Henry Mace died in 1902, with Robert Button, a rich timber merchant at the time, taking over the property.
Button is best remembered as the father of Bella Button, a harness racing pioneer who was taking part in trotting events as far back as the 1890s. Two horses called Bella Button have since raced here, most recently an eight-win trotter trained by Mark Jones.
The club leased and then bought the land off the Button family. It evolved into a training centre, with the track as fast as any in the country.
A long list of champions, including Wildwood Junior, Reta Peter, Adelaide Direct, Willie Lincoln, Agathos, Onyx, Peter Bingen, Great Bingen, Harold Logan and Josedale Grattan, were trained on the New Brighton track.
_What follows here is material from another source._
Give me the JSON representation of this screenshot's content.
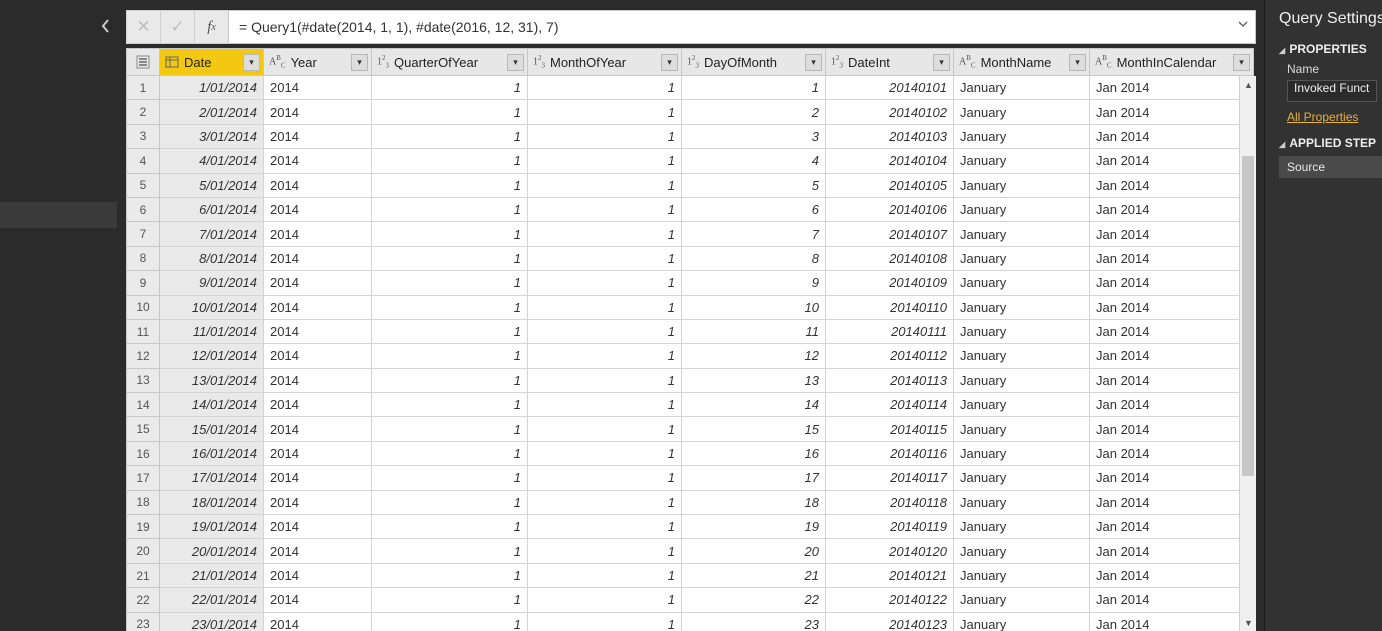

Reta Peter, a trotter, was a two-time New Zealand Cup winner in 1920 and 1921.
During World War 1, the army used the grounds for training exercises, although racing continued and prospered. That changed during World War 2 when the grounds were given over to the Defence Department and racing moved to Addington.
The club returned to its home patch in 1948 after the site had undergone an extensive makeover.
But the advent of night trotting changed everything.
By then the New Brighton club had decided to sell the site and move permanently to Addington.
Its last meeting was held on September 21, 1963, with the club merging with the Canterbury Park and the New Metropolitan Trotting Clubs in 1998.
The course was sold to the city council for $75,000.
A harness racing fan for decades, Hawker wants the museum’s exhibition to showcase the New Brighton Trotting Club’s significant contribution to harness racing in Canterbury.
In the last 40 years, he’s hardly missed a New Zealand Cup.
And his favourite? Borana’s 1985 win at odds of 70-to-one.
“I had $5 over $10 on it,” Hawker said. “And I also had the horse in the sweepstake at work!”